Atualizado em: 02/07/2018

Em um mercado cada vez mais competitivo, como é o setor de shopping centers no Brasil, com seus 571 malls, encontrar formas de se diferenciar se torna mais e mais importante.

Na General Shopping e Outlets, um dos caminhos estratégicos escolhidos é a área de Mall & Merchandising, que se posicionou como a porta de entrada para marcas conceituadas e novos empreendedores que queiram se expandir nos empreendimentos do Grupo em formatos diferentes.

Um desses formatos é o quiosque, um modelo de negócios com investimento menor que o de uma loja tradicional, feito sob medida para operações temporárias e conceitos focados na venda por impulso. “Também trazemos lojas pop up, que geram movimento e diferenciação. Nesse momento em que temos empreendedores que saíram do mercado corporativo e investem em um novo negócio, mostramos que nossos shoppings são uma plataforma de crescimento”, afirma Marcelo Trettin, gerente de Mall & Merchandising da General Shopping e Outlets.

Com esse posicionamento, a área de Mall & Merchandising contribui com a ocupação de eventuais espaços vagos nos shoppings e para a entrada de novas operações. “Abrimos a oportunidade de que o lojista sinta o mercado, teste nossos shoppings e, com o sucesso, se converta em um operador de lojas físicas”, comenta Tretin. Foi precisamente isso que aconteceu, por exemplo, com a rede Mr. Cheney, que abriu um quiosque no Parque Shopping Maia logo que o mall foi inaugurado, em 2015, e dois anos depois partiu para uma loja completa, que gerou faturamento e rentabilidade muito maiores. “Temos diversos exemplos como esse, que geram bons resultados para o mall e para o lojista”, diz.

 

Um canal de relacionamento com o cliente

Uma grande tendência do setor de shopping centers é transformar os malls em grandes espaços de relacionamento com o cliente, um conceito que vai além da venda de produtos e serviços. Para isso, a General Shopping e Outlets vem trabalhando para fazer dos malls verdadeiros veículos de mídia. “É preciso seguir um novo olhar, analisando o quanto o shopping pode representar para marcas de varejo e também da indústria que queiram falar com as milhões de pessoas que passam pelos malls mensalmente”, comenta Trettin.

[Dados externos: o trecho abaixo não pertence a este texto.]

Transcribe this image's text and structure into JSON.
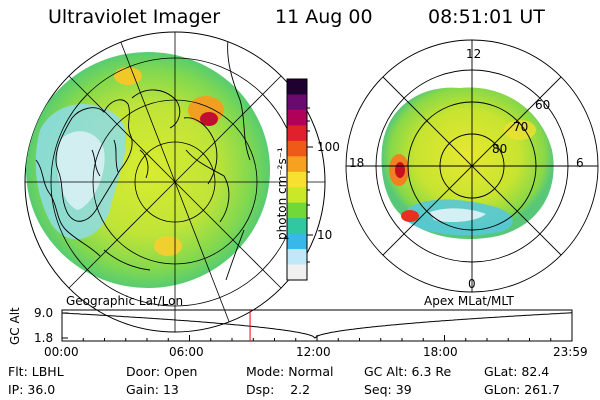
{
  "header": {
    "instrument": "Ultraviolet Imager",
    "date": "11 Aug 00",
    "time": "08:51:01 UT"
  },
  "colorbar": {
    "unit_label": "photon cm⁻²s⁻¹",
    "ticks": [
      "100",
      "10"
    ],
    "colors": [
      "#200030",
      "#6a0a6e",
      "#b0005a",
      "#e0202a",
      "#f05a18",
      "#f8a020",
      "#f8e030",
      "#c8e828",
      "#70d838",
      "#30c8a0",
      "#38b8e8",
      "#c0e8f8",
      "#f0f0f0"
    ]
  },
  "geo_panel": {
    "caption": "Geographic Lat/Lon"
  },
  "apex_panel": {
    "caption": "Apex MLat/MLT",
    "mlt_labels": [
      "12",
      "18",
      "6",
      "0"
    ],
    "lat_labels": [
      "60",
      "70",
      "80"
    ]
  },
  "timeline": {
    "ylabel": "GC Alt",
    "yticks": [
      "9.0",
      "1.8"
    ],
    "xticks": [
      "00:00",
      "06:00",
      "12:00",
      "18:00",
      "23:59"
    ],
    "marker_time_hours": 8.85,
    "marker_color": "#ff0000"
  },
  "info": {
    "row1": [
      {
        "label": "Flt:",
        "value": "LBHL"
      },
      {
        "label": "Door:",
        "value": "Open"
      },
      {
        "label": "Mode:",
        "value": "Normal"
      },
      {
        "label": "GC Alt:",
        "value": "6.3 Re"
      },
      {
        "label": "GLat:",
        "value": "82.4"
      }
    ],
    "row2": [
      {
        "label": "IP:",
        "value": "36.0"
      },
      {
        "label": "Gain:",
        "value": "13"
      },
      {
        "label": "Dsp:",
        "value": "2.2"
      },
      {
        "label": "Seq:",
        "value": "39"
      },
      {
        "label": "GLon:",
        "value": "261.7"
      }
    ]
  }
}
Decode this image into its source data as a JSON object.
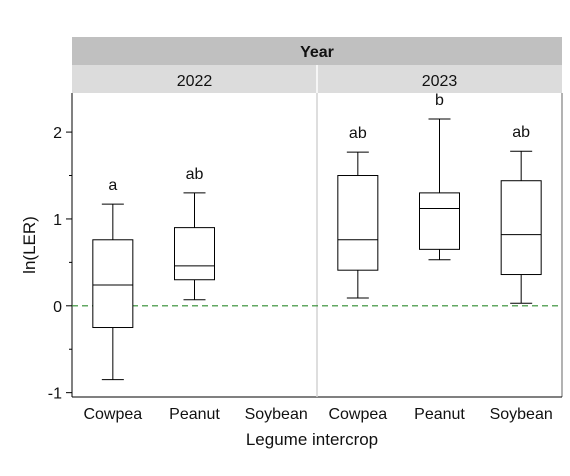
{
  "chart_data": {
    "type": "boxplot",
    "facet_title": "Year",
    "facets": [
      "2022",
      "2023"
    ],
    "xlabel": "Legume intercrop",
    "ylabel": "ln(LER)",
    "categories": [
      "Cowpea",
      "Peanut",
      "Soybean"
    ],
    "ylim": [
      -1.05,
      2.45
    ],
    "yticks": [
      -1,
      0,
      1,
      2
    ],
    "ytick_labels": [
      "-1",
      "0",
      "1",
      "2"
    ],
    "reference_line": {
      "y": 0,
      "style": "dashed",
      "color": "#2e8b2e"
    },
    "grid": false,
    "boxes": [
      {
        "facet": "2022",
        "category": "Cowpea",
        "min": -0.85,
        "q1": -0.25,
        "median": 0.24,
        "q3": 0.76,
        "max": 1.17,
        "letter": "a"
      },
      {
        "facet": "2022",
        "category": "Peanut",
        "min": 0.07,
        "q1": 0.3,
        "median": 0.46,
        "q3": 0.9,
        "max": 1.3,
        "letter": "ab"
      },
      {
        "facet": "2022",
        "category": "Soybean",
        "min": null,
        "q1": null,
        "median": null,
        "q3": null,
        "max": null,
        "letter": ""
      },
      {
        "facet": "2023",
        "category": "Cowpea",
        "min": 0.09,
        "q1": 0.41,
        "median": 0.76,
        "q3": 1.5,
        "max": 1.77,
        "letter": "ab"
      },
      {
        "facet": "2023",
        "category": "Peanut",
        "min": 0.53,
        "q1": 0.65,
        "median": 1.12,
        "q3": 1.3,
        "max": 2.15,
        "letter": "b"
      },
      {
        "facet": "2023",
        "category": "Soybean",
        "min": 0.03,
        "q1": 0.36,
        "median": 0.82,
        "q3": 1.44,
        "max": 1.78,
        "letter": "ab"
      }
    ],
    "colors": {
      "strip_dark": "#c0c0c0",
      "strip_light": "#dcdcdc",
      "box_stroke": "#000000",
      "divider": "#d3d3d3"
    }
  }
}
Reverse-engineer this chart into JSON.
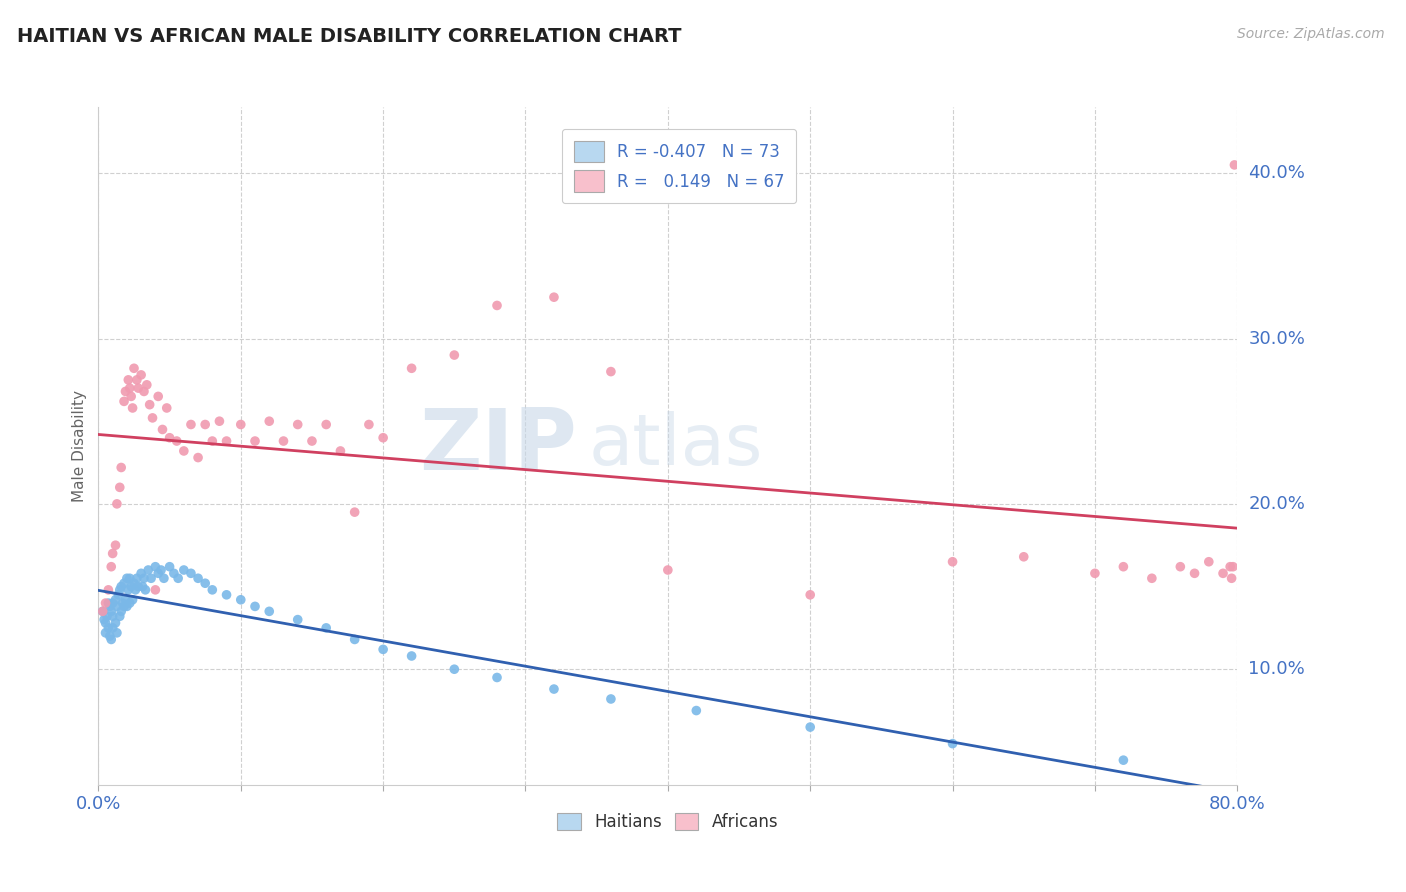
{
  "title": "HAITIAN VS AFRICAN MALE DISABILITY CORRELATION CHART",
  "source": "Source: ZipAtlas.com",
  "ylabel": "Male Disability",
  "xmin": 0.0,
  "xmax": 0.8,
  "ymin": 0.03,
  "ymax": 0.44,
  "yticks": [
    0.1,
    0.2,
    0.3,
    0.4
  ],
  "xtick_positions": [
    0.0,
    0.1,
    0.2,
    0.3,
    0.4,
    0.5,
    0.6,
    0.7,
    0.8
  ],
  "haitian_color": "#7ab8e8",
  "african_color": "#f09ab0",
  "haitian_line_color": "#3060b0",
  "african_line_color": "#d04060",
  "haitian_legend_color": "#b8d8f0",
  "african_legend_color": "#f8c0cc",
  "legend_label_1": "R = -0.407   N = 73",
  "legend_label_2": "R =   0.149   N = 67",
  "legend_text_color": "#4472c4",
  "bottom_label_1": "Haitians",
  "bottom_label_2": "Africans",
  "watermark_zip": "ZIP",
  "watermark_atlas": "atlas",
  "haitian_x": [
    0.003,
    0.004,
    0.005,
    0.005,
    0.006,
    0.007,
    0.007,
    0.008,
    0.008,
    0.009,
    0.009,
    0.01,
    0.01,
    0.01,
    0.012,
    0.012,
    0.013,
    0.013,
    0.014,
    0.015,
    0.015,
    0.016,
    0.016,
    0.017,
    0.018,
    0.018,
    0.019,
    0.02,
    0.02,
    0.021,
    0.022,
    0.022,
    0.023,
    0.024,
    0.025,
    0.026,
    0.027,
    0.028,
    0.03,
    0.031,
    0.032,
    0.033,
    0.035,
    0.037,
    0.04,
    0.042,
    0.044,
    0.046,
    0.05,
    0.053,
    0.056,
    0.06,
    0.065,
    0.07,
    0.075,
    0.08,
    0.09,
    0.1,
    0.11,
    0.12,
    0.14,
    0.16,
    0.18,
    0.2,
    0.22,
    0.25,
    0.28,
    0.32,
    0.36,
    0.42,
    0.5,
    0.6,
    0.72
  ],
  "haitian_y": [
    0.135,
    0.13,
    0.128,
    0.122,
    0.132,
    0.14,
    0.125,
    0.138,
    0.12,
    0.135,
    0.118,
    0.14,
    0.132,
    0.125,
    0.142,
    0.128,
    0.138,
    0.122,
    0.145,
    0.148,
    0.132,
    0.15,
    0.135,
    0.14,
    0.152,
    0.138,
    0.142,
    0.155,
    0.138,
    0.148,
    0.155,
    0.14,
    0.15,
    0.142,
    0.152,
    0.148,
    0.155,
    0.15,
    0.158,
    0.15,
    0.155,
    0.148,
    0.16,
    0.155,
    0.162,
    0.158,
    0.16,
    0.155,
    0.162,
    0.158,
    0.155,
    0.16,
    0.158,
    0.155,
    0.152,
    0.148,
    0.145,
    0.142,
    0.138,
    0.135,
    0.13,
    0.125,
    0.118,
    0.112,
    0.108,
    0.1,
    0.095,
    0.088,
    0.082,
    0.075,
    0.065,
    0.055,
    0.045
  ],
  "african_x": [
    0.003,
    0.005,
    0.007,
    0.009,
    0.01,
    0.012,
    0.013,
    0.015,
    0.016,
    0.018,
    0.019,
    0.021,
    0.022,
    0.023,
    0.024,
    0.025,
    0.027,
    0.028,
    0.03,
    0.032,
    0.034,
    0.036,
    0.038,
    0.04,
    0.042,
    0.045,
    0.048,
    0.05,
    0.055,
    0.06,
    0.065,
    0.07,
    0.075,
    0.08,
    0.085,
    0.09,
    0.1,
    0.11,
    0.12,
    0.13,
    0.14,
    0.15,
    0.16,
    0.17,
    0.18,
    0.19,
    0.2,
    0.22,
    0.25,
    0.28,
    0.32,
    0.36,
    0.4,
    0.5,
    0.6,
    0.65,
    0.7,
    0.72,
    0.74,
    0.76,
    0.77,
    0.78,
    0.79,
    0.795,
    0.796,
    0.797,
    0.798
  ],
  "african_y": [
    0.135,
    0.14,
    0.148,
    0.162,
    0.17,
    0.175,
    0.2,
    0.21,
    0.222,
    0.262,
    0.268,
    0.275,
    0.27,
    0.265,
    0.258,
    0.282,
    0.275,
    0.27,
    0.278,
    0.268,
    0.272,
    0.26,
    0.252,
    0.148,
    0.265,
    0.245,
    0.258,
    0.24,
    0.238,
    0.232,
    0.248,
    0.228,
    0.248,
    0.238,
    0.25,
    0.238,
    0.248,
    0.238,
    0.25,
    0.238,
    0.248,
    0.238,
    0.248,
    0.232,
    0.195,
    0.248,
    0.24,
    0.282,
    0.29,
    0.32,
    0.325,
    0.28,
    0.16,
    0.145,
    0.165,
    0.168,
    0.158,
    0.162,
    0.155,
    0.162,
    0.158,
    0.165,
    0.158,
    0.162,
    0.155,
    0.162,
    0.405
  ]
}
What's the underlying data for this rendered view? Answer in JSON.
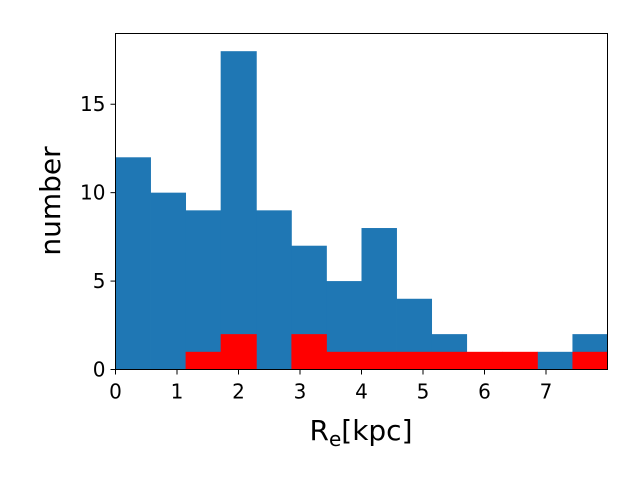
{
  "chart_data": {
    "type": "bar",
    "title": "",
    "xlabel": "R",
    "xlabel_subscript": "e",
    "xlabel_suffix": "[kpc]",
    "ylabel": "number",
    "xlim": [
      0,
      8.0
    ],
    "ylim": [
      0,
      19
    ],
    "grid": false,
    "x_ticks": [
      0,
      1,
      2,
      3,
      4,
      5,
      6,
      7
    ],
    "y_ticks": [
      0,
      5,
      10,
      15
    ],
    "bin_edges": [
      0,
      0.57,
      1.14,
      1.71,
      2.29,
      2.86,
      3.43,
      4.0,
      4.57,
      5.14,
      5.71,
      6.29,
      6.86,
      7.43,
      8.0
    ],
    "series": [
      {
        "values": [
          12,
          10,
          9,
          18,
          9,
          7,
          5,
          8,
          4,
          2,
          0,
          0,
          1,
          2
        ],
        "color": "#1f77b4"
      },
      {
        "values": [
          0,
          0,
          1,
          2,
          0,
          2,
          1,
          1,
          1,
          1,
          1,
          1,
          0,
          1
        ],
        "color": "#ff0000"
      }
    ]
  }
}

Para isso, todos os empreendimentos contam com espaços preparados para receber peças publicitárias em áreas de grande tráfego, painéis, telões, monitores digitais e áreas para interação com os clientes e ativações de marca. “O mercado está descobrindo que os shoppings são excelentes para testes de produtos junto ao público. Mesmo como mídia publicitária, é um canal que gera resultados com um custo inferior ao de outros meios de comunicação existentes”, avalia o executivo.

A área de Mall & Merchandising também é responsável por colocar, nas áreas externas, ações de entretenimento complementares às que o shopping já possui de maneira regular. “Procuramos resgatar atrações que não têm tanto espaço hoje em dia, mas que fazem parte da nossa memória afetiva, como circos e parques de diversões. Ao chegar ao shopping, elas geram fluxo e receitas para os lojistas e entretenimento para as famílias. Com isso, estimulamos o público a voltar sempre, pois esses eventos entram na agenda de marketing dos shoppings e se tornam atrações para as cidades em que estamos”, finaliza Trettin.